I played with this a bit, and came up with the code below. I keep thinking there's a better way to do this, but it's escaping me for now.
The key differences:
I'm allergic to public member variables, so I made output private, and put getters around it.
Having the operator return void isn't necessary for the optimization, so I have it return the value as a const reference so we can preserve return value semantics.

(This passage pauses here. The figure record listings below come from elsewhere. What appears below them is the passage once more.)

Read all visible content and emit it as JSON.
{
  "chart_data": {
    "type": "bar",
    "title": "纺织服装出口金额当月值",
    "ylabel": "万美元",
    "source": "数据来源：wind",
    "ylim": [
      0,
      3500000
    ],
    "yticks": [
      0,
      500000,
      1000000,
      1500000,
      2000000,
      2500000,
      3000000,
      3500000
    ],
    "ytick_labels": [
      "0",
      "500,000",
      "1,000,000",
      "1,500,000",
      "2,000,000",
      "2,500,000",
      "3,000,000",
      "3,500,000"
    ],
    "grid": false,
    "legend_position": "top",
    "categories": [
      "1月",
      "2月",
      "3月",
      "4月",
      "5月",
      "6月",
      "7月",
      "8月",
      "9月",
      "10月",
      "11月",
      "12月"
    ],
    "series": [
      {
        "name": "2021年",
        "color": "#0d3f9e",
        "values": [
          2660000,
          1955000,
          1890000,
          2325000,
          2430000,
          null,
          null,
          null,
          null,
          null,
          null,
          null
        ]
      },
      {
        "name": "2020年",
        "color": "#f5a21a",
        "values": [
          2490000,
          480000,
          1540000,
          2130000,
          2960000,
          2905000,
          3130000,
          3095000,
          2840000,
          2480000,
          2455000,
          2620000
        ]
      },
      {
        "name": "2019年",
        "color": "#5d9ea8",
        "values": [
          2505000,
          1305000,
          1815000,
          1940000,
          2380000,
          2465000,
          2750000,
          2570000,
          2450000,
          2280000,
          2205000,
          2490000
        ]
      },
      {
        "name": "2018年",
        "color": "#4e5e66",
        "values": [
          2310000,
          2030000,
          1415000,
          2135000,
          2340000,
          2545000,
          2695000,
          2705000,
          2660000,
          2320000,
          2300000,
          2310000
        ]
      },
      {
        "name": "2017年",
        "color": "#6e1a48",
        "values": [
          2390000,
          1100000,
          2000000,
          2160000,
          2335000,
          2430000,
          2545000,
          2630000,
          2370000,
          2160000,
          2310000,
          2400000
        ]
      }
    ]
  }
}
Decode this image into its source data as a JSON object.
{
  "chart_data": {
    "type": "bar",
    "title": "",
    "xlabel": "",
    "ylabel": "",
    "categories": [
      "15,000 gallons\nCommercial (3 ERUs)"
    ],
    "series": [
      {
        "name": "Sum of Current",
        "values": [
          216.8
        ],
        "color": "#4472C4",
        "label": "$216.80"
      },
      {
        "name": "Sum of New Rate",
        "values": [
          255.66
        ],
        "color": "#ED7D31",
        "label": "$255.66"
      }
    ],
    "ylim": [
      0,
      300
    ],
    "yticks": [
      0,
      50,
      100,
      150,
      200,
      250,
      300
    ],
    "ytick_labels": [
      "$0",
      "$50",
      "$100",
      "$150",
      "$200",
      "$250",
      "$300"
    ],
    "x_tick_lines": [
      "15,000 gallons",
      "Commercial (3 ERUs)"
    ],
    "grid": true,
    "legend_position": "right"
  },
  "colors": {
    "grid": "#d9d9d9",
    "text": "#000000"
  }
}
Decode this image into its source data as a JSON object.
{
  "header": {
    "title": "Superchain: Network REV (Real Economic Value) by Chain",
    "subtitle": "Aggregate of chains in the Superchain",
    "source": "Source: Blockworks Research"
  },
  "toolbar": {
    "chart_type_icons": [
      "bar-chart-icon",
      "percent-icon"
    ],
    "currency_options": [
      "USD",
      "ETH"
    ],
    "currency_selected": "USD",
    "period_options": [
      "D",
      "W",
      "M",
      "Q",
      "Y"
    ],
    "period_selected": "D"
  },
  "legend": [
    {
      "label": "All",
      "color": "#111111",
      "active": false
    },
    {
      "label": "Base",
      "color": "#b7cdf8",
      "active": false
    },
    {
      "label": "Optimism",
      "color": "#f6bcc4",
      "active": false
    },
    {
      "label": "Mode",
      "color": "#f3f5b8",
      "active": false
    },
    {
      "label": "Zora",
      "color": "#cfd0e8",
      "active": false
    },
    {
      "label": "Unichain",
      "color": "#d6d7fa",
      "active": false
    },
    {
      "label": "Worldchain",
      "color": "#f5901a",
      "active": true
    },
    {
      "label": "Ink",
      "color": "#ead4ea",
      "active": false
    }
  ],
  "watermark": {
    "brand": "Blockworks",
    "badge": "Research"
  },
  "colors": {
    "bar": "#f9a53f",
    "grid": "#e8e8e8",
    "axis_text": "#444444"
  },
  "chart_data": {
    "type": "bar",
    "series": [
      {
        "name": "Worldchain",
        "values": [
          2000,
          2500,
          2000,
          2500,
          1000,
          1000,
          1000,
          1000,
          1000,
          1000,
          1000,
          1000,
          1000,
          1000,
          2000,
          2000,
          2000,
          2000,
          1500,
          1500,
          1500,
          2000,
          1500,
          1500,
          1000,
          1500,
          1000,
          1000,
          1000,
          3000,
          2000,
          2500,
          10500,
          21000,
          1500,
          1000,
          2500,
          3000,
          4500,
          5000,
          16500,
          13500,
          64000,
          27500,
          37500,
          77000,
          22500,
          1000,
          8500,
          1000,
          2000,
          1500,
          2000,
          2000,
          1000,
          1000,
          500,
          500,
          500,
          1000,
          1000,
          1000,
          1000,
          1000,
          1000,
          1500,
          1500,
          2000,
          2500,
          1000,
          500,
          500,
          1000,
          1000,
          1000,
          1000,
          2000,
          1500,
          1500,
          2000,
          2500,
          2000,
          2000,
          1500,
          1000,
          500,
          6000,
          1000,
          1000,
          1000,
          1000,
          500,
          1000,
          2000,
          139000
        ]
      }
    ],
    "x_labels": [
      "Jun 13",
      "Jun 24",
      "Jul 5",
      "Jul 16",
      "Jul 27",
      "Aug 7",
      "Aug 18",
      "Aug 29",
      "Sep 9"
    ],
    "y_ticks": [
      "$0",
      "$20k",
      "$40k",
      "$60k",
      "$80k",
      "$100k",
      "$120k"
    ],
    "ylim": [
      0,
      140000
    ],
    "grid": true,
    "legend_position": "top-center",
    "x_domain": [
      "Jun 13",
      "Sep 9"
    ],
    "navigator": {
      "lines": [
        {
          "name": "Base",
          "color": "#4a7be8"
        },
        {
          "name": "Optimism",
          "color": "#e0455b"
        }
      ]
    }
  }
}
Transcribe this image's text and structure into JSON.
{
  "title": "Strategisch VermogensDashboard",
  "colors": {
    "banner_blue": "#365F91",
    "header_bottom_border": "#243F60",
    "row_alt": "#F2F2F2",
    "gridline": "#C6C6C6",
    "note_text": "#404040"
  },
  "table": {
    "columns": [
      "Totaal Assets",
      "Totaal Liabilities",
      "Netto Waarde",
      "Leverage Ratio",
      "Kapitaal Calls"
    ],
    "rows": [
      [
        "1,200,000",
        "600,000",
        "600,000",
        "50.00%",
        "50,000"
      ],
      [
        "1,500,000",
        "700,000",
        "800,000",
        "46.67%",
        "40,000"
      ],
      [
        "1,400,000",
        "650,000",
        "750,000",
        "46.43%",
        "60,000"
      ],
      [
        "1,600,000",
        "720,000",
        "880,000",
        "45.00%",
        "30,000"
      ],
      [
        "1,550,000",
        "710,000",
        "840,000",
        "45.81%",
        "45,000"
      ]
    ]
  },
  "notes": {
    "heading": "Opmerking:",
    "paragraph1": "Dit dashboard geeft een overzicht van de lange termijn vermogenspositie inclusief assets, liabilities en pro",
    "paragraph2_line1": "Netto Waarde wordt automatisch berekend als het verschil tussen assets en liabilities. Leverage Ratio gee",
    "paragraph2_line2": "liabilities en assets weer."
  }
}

I took a stab at generalizing the approach into a templated base class, so you can then define derived classes for a particular return type, and not re-define the plumbing. This assumes the object you want to create takes a one-arg constructor, and the function you want to call takes in one additional argument. I think you'd have to define other templates if this varies.
Enjoy...
#include <vector>
template<typename T, typename ConstructArg, typename FuncArg>
class ReturnT
{
public:
ReturnT(ConstructArg arg): output(arg){}
virtual ~ReturnT() {}
const T& operator()(const T& in, FuncArg arg)
{
output = in;
this->doOp(arg);
return this->getOutput();
}
const T& getOutput() const {return output;}
protected:
T& getOutput() {return output;}
private:
virtual void doOp(FuncArg arg) = 0;
T output;
};
class F : public ReturnT<std::vector<double>, std::size_t, const int>
{
public:
F(std::size_t size) : ReturnT<std::vector<double>, std::size_t, const int>(size) {}
private:
virtual void doOp(const int n)
{
this->getOutput()[n] *= n;
}
};
int main()
{
const int N = 100;
std::vector<double> start(N,10.);
double a;
// second solution
F f(N);
for (unsigned long int i = 0; i != 10000000; ++i)
{
a = f(start, 2)[3];
}
}
It seems quite strange(I mean the need for optimization at all) - I think that a decent compiler should perform return value optimization in such cases. Maybe all you need is to enable it.